Mineral Commodities move forward with Munglinup

Mineral Commodities Limited are expected to restart ground test work from June 18 following a positive pre feasibility study for the proposed graphite mine at Munglinup.

The company’s Business Development manager Daniel Hastings said the study’s findings were in line with the initial economic analysis, with the mine set to create 70 jobs as part of the day-to-day operations as well as contract mining labour.

“We ran a number of scenarios in the pre feasibility study and there was a pretty good case made that contract mining would be the preferred option,” he said.

“I have spoken with a number of earthmoving, material handling contractors and they’re all pretty keen to keep it local as well because it keeps their costs down.”

Mr Hastings said that although the company were still working on export and downstream value adding options, they had begun a logistics project to look at shipping and exporting internationally out of Esperance.

The company expect to appoint a community liaison for the project in late June and will speak with the traditional land owners group and other stakeholders.

“We are aiming to apply for our environmental permits and approvals towards the end of August,” he said.

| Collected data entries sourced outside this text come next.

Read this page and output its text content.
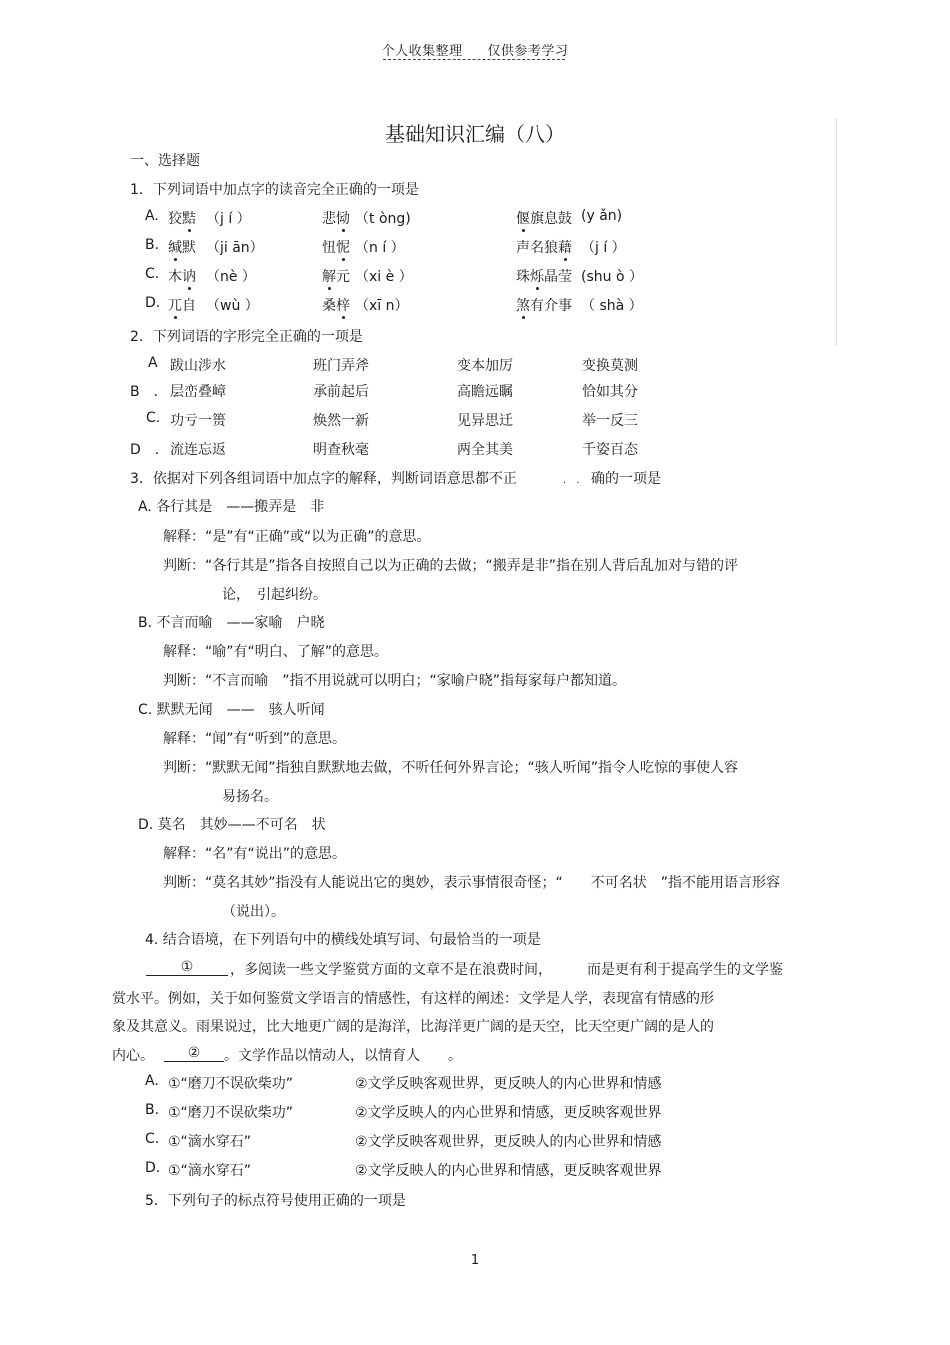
个人收集整理 仅供参考学习
基础知识汇编（八）
一、选择题
1．下列词语中加点字的读音完全正确的一项是
A. 狡黠 （j í ）	悲恸 （t òng)	偃旗息鼓 (y ǎn)
B. 缄默 （ji ān）	忸怩 （n í ）	声名狼藉 （j í ）
C. 木讷 （nè ）	解元 （xi è ）	珠烁晶莹 (shu ò ）
D. 兀自 （wù ）	桑梓 （xī n）	煞有介事 （ shà ）
2．下列词语的字形完全正确的一项是
A 跋山涉水	班门弄斧	变本加厉	变换莫测
B　． 层峦叠嶂	承前起后	高瞻远瞩	恰如其分
C. 功亏一篑	焕然一新	见异思迁	举一反三
D　． 流连忘返	明查秋毫	两全其美	千姿百态
3．依据对下列各组词语中加点字的解释，判断词语意思都不正	·　· 确的一项是
A. 各行其是　——搬弄是　非
解释：“是”有“正确”或“以为正确”的意思。
判断：“各行其是”指各自按照自己以为正确的去做；“搬弄是非”指在别人背后乱加对与错的评
论，　引起纠纷。
B. 不言而喻　——家喻　户晓
解释：“喻”有“明白、了解”的意思。
判断：“不言而喻　”指不用说就可以明白；“家喻户晓”指每家每户都知道。
C. 默默无闻　——　骇人听闻
解释：“闻”有“听到”的意思。
判断：“默默无闻”指独自默默地去做，不听任何外界言论；“骇人听闻”指令人吃惊的事使人容
易扬名。
D. 莫名　其妙——不可名　状
解释：“名”有“说出”的意思。
判断：“莫名其妙”指没有人能说出它的奥妙，表示事情很奇怪；“　　不可名状　”指不能用语言形容
（说出）。
4. 结合语境，在下列语句中的横线处填写词、句最恰当的一项是
①	，多阅读一些文学鉴赏方面的文章不是在浪费时间，　　　而是更有利于提高学生的文学鉴
赏水平。例如，关于如何鉴赏文学语言的情感性，有这样的阐述：文学是人学，表现富有情感的形
象及其意义。雨果说过，比大地更广阔的是海洋，比海洋更广阔的是天空，比天空更广阔的是人的
内心。	②	。文学作品以情动人，以情育人　　。
A. ①“磨刀不误砍柴功”	②文学反映客观世界，更反映人的内心世界和情感
B. ①“磨刀不误砍柴功”	②文学反映人的内心世界和情感，更反映客观世界
C. ①“滴水穿石”	②文学反映客观世界，更反映人的内心世界和情感
D. ①“滴水穿石”	②文学反映人的内心世界和情感，更反映客观世界
5．下列句子的标点符号使用正确的一项是
1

“Provided we don’t trigger a formal review under the EPA, which we believe we won’t, we should have everything in hand by the end of the year and we’ll be looking to begin construction pretty much immediately.”

Mr Hastings said he hoped to see an increase in activity around January next year leading to commissioning before the end of 2019.

“We really need to get the project up and going to take advantage of this coming boom in battery materials and I think WA is starting to position itself very well to take advantage of this energy revolution,” he said.

With a battery materials revolution on the horizon, Mr Hastings said he believed there needed to be more policy work and promotion of investment in WA, especially downstream investment.

“It is not something that requires money, you don’t really need subsidies or anything like that, you just need stable policy framework and good promotion,” he said.

“We need to ensure that WA and Australia as a whole are positioned to take advantage of this, this boom that is coming.

“If we don’t get it right in the next three years, we may very well be left behind.”